Les états de Flandre, dans leur adresse à l'empereur, du 19 octobre, considérèrent le dernier article de la déclaration du comte de Murray comme s'appliquant aux séminaires épiscopaux; mais il était bien évident que c'était la seule question sur laquelle l'empereur défendît toute discussion.
Il est important d'apprécier l'intervention des états dans ces questions religieuses. Les deux premiers articles de la capitulation de Gand, du 1er janvier 1709, assuraient l'exercice de la religion catholique, apostolique et romaine, et l'observation des dispositions du concile de Trente, telle qu'elle avait eu lieu jusqu'à cette époque. Les mêmes garanties se trouvaient reproduites par la capitulation générale de la province du 6 juin 1706 et l'article 20 du traité de la Barrière. Or, c'était en vertu du concile de Trente que les séminaires épiscopaux avaient été établis: de là le droit de veiller à leur conservation réclamé par les états de Flandre.

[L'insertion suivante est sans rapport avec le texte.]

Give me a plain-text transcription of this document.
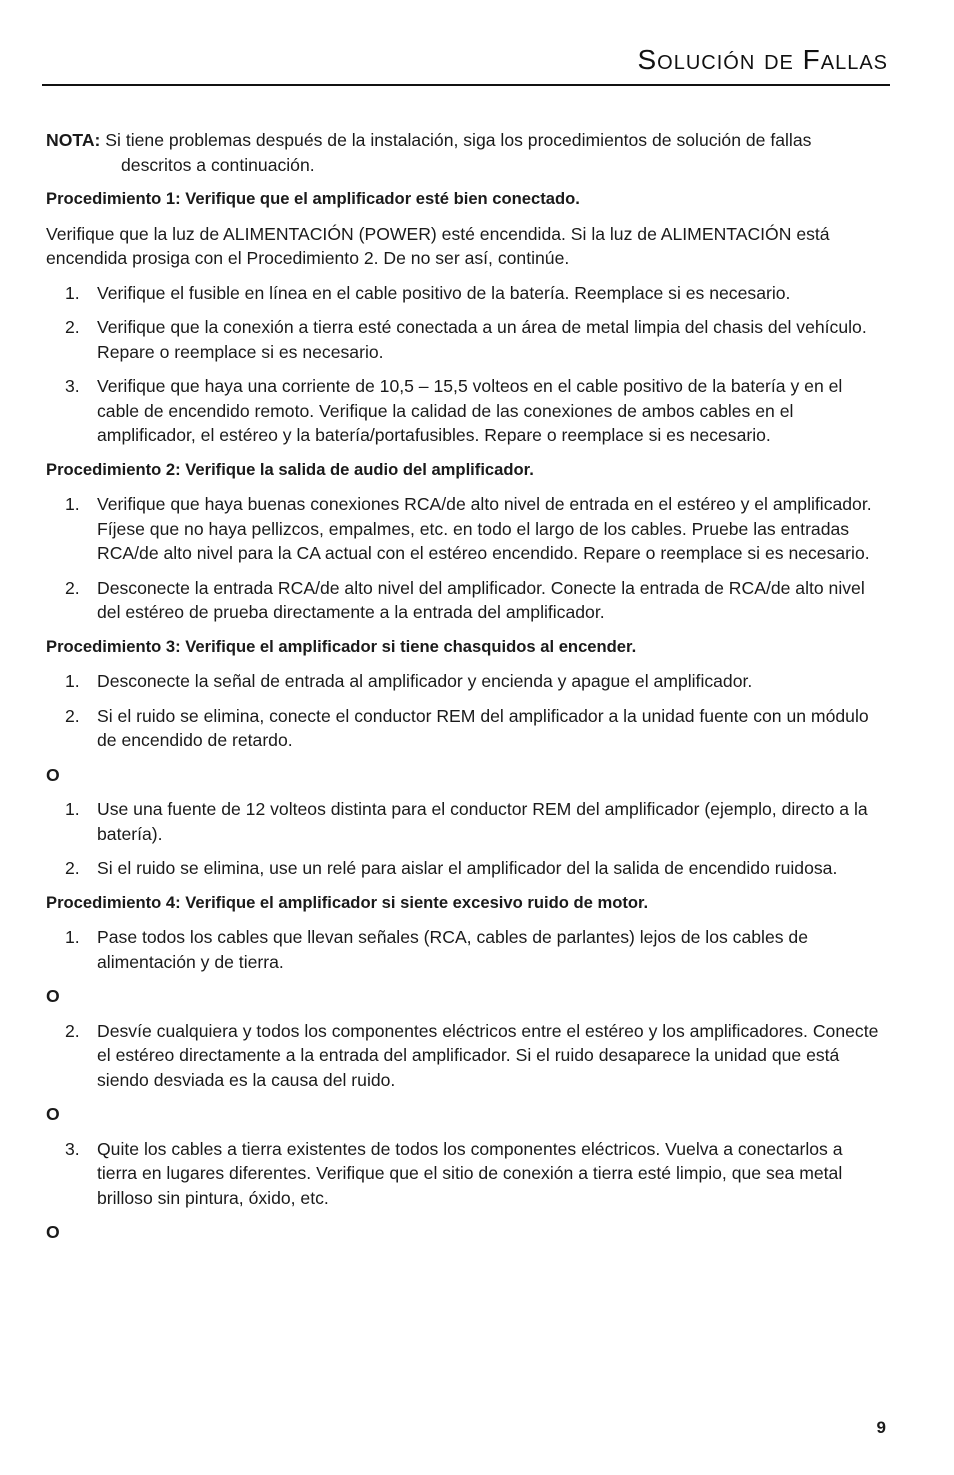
Solución de Fallas

NOTA: Si tiene problemas después de la instalación, siga los procedimientos de solución de fallas descritos a continuación.

Procedimiento 1: Verifique que el amplificador esté bien conectado.

Verifique que la luz de ALIMENTACIÓN (POWER) esté encendida. Si la luz de ALIMENTACIÓN está encendida prosiga con el Procedimiento 2. De no ser así, continúe.

1. Verifique el fusible en línea en el cable positivo de la batería. Reemplace si es necesario.
2. Verifique que la conexión a tierra esté conectada a un área de metal limpia del chasis del vehículo. Repare o reemplace si es necesario.
3. Verifique que haya una corriente de 10,5 – 15,5 volteos en el cable positivo de la batería y en el cable de encendido remoto. Verifique la calidad de las conexiones de ambos cables en el amplificador, el estéreo y la batería/portafusibles. Repare o reemplace si es necesario.

Procedimiento 2: Verifique la salida de audio del amplificador.

1. Verifique que haya buenas conexiones RCA/de alto nivel de entrada en el estéreo y el amplificador. Fíjese que no haya pellizcos, empalmes, etc. en todo el largo de los cables. Pruebe las entradas RCA/de alto nivel para la CA actual con el estéreo encendido. Repare o reemplace si es necesario.
2. Desconecte la entrada RCA/de alto nivel del amplificador. Conecte la entrada de RCA/de alto nivel del estéreo de prueba directamente a la entrada del amplificador.

Procedimiento 3: Verifique el amplificador si tiene chasquidos al encender.

1. Desconecte la señal de entrada al amplificador y encienda y apague el amplificador.
2. Si el ruido se elimina, conecte el conductor REM del amplificador a la unidad fuente con un módulo de encendido de retardo.

O

1. Use una fuente de 12 volteos distinta para el conductor REM del amplificador (ejemplo, directo a la batería).
2. Si el ruido se elimina, use un relé para aislar el amplificador del la salida de encendido ruidosa.

Procedimiento 4: Verifique el amplificador si siente excesivo ruido de motor.

1. Pase todos los cables que llevan señales (RCA, cables de parlantes) lejos de los cables de alimentación y de tierra.

O

2. Desvíe cualquiera y todos los componentes eléctricos entre el estéreo y los amplificadores. Conecte el estéreo directamente a la entrada del amplificador. Si el ruido desaparece la unidad que está siendo desviada es la causa del ruido.

O

3. Quite los cables a tierra existentes de todos los componentes eléctricos. Vuelva a conectarlos a tierra en lugares diferentes. Verifique que el sitio de conexión a tierra esté limpio, que sea metal brilloso sin pintura, óxido, etc.

O

9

Ces questions semaient, plus que toutes les autres, une profonde irritation. On avait vu d'abord des moines chassés de leurs monastères errer sans asile. Plus tard, d'autres mesures avaient été dirigées contre le clergé régulier: aux yeux du plus grand nombre, l'empereur commençait une persécution religieuse.
Un nouvel édit du 27 décembre 1787 confirma tous ceux qui se rapportaient au séminaire général de Louvain et ordonna qu'il y fût rigoureusement obéi.
«Nous rendrons à César ce qui est à César, et à Dieu ce qui est à Dieu,» répondit l'évêque de Bruges.